So, you're a college student whose academic emphasis is the Bible.
Seems pretty inevitable that if you haven't already eyeballed images depicting one of Scripture's most pivotal moments — the crucifixion of Jesus Christ — you likely will catch a glimpse during your studies.
Yet Scotland's University of Glasgow is nevertheless issuing trigger warnings about this very subject to students taking Creation to Apocalypse: Introduction to the Bible (Level 1), the Telegraph reported.
One warning about a lecture involving Jesus says it "contains graphic scenes of the crucifixion," and the Telegraph said students would be given a head's up beforehand.
While the move has also triggered some woeful head wagging, the paper said the school is obligated to protect students' emotional sensibilities: “We have an absolute duty of care to all of our students and where it is felt course material may cause potential upset or concern warnings may be given.”
Scottish Tory education spokesperson Liz Smith had nothing but contempt for the "ridiculous" decision and others like it.

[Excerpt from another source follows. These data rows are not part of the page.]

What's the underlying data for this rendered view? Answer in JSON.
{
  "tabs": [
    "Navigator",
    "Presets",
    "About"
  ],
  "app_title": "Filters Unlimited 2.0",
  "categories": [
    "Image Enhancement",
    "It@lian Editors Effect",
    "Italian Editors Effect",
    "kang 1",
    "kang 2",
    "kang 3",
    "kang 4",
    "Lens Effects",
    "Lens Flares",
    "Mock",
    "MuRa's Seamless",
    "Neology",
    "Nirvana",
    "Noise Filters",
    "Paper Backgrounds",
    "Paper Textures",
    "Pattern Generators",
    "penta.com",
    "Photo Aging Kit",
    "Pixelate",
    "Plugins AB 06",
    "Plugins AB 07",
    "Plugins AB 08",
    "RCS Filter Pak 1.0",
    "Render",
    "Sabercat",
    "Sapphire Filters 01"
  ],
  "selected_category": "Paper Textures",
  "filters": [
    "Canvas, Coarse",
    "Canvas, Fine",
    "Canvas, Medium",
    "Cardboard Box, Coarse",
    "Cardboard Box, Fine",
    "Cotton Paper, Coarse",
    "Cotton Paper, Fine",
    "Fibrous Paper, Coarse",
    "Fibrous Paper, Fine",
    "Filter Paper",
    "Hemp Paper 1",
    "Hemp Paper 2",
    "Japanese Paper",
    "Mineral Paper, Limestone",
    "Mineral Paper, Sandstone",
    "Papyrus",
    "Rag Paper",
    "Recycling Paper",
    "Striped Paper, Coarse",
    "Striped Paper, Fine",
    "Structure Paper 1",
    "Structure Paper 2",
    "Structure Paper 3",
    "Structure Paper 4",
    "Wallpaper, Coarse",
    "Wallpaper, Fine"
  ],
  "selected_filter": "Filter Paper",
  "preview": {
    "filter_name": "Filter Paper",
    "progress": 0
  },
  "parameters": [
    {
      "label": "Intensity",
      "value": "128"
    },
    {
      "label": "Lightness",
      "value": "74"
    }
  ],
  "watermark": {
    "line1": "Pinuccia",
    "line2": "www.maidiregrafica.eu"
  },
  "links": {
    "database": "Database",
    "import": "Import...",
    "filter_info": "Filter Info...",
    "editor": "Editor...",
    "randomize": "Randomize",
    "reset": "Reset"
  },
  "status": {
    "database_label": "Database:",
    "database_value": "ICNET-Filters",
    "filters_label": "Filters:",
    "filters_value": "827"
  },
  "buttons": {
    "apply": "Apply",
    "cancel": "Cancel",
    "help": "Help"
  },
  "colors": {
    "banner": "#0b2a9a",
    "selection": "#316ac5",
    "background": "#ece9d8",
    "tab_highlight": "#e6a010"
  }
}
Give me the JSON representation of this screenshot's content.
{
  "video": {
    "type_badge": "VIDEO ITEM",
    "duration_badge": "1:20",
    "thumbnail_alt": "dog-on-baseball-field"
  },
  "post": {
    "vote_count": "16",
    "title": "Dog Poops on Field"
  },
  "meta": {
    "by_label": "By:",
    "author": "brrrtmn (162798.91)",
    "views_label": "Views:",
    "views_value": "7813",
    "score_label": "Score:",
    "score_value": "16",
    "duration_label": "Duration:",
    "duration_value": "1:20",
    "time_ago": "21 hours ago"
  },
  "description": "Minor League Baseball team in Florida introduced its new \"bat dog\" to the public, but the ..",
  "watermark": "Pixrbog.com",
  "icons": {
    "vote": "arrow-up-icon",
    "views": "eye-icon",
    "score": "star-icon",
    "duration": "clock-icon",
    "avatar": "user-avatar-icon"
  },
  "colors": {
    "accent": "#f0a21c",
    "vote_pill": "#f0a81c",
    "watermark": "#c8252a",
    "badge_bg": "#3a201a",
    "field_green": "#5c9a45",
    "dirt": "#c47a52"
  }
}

"Universities are meant to be a place of learning where concepts are challenged and tricky subjects debated," she told the Telegraph. "That will become increasingly difficult if they go too far out of their way to ensure everything survives the politically correct test."
This isn't the first time similar practices at the university made news. Last month TheBlaze reported that an archeology professor at the school told his students that if the sight of bones makes them feel uneasy, they're allowed to skip the lecture.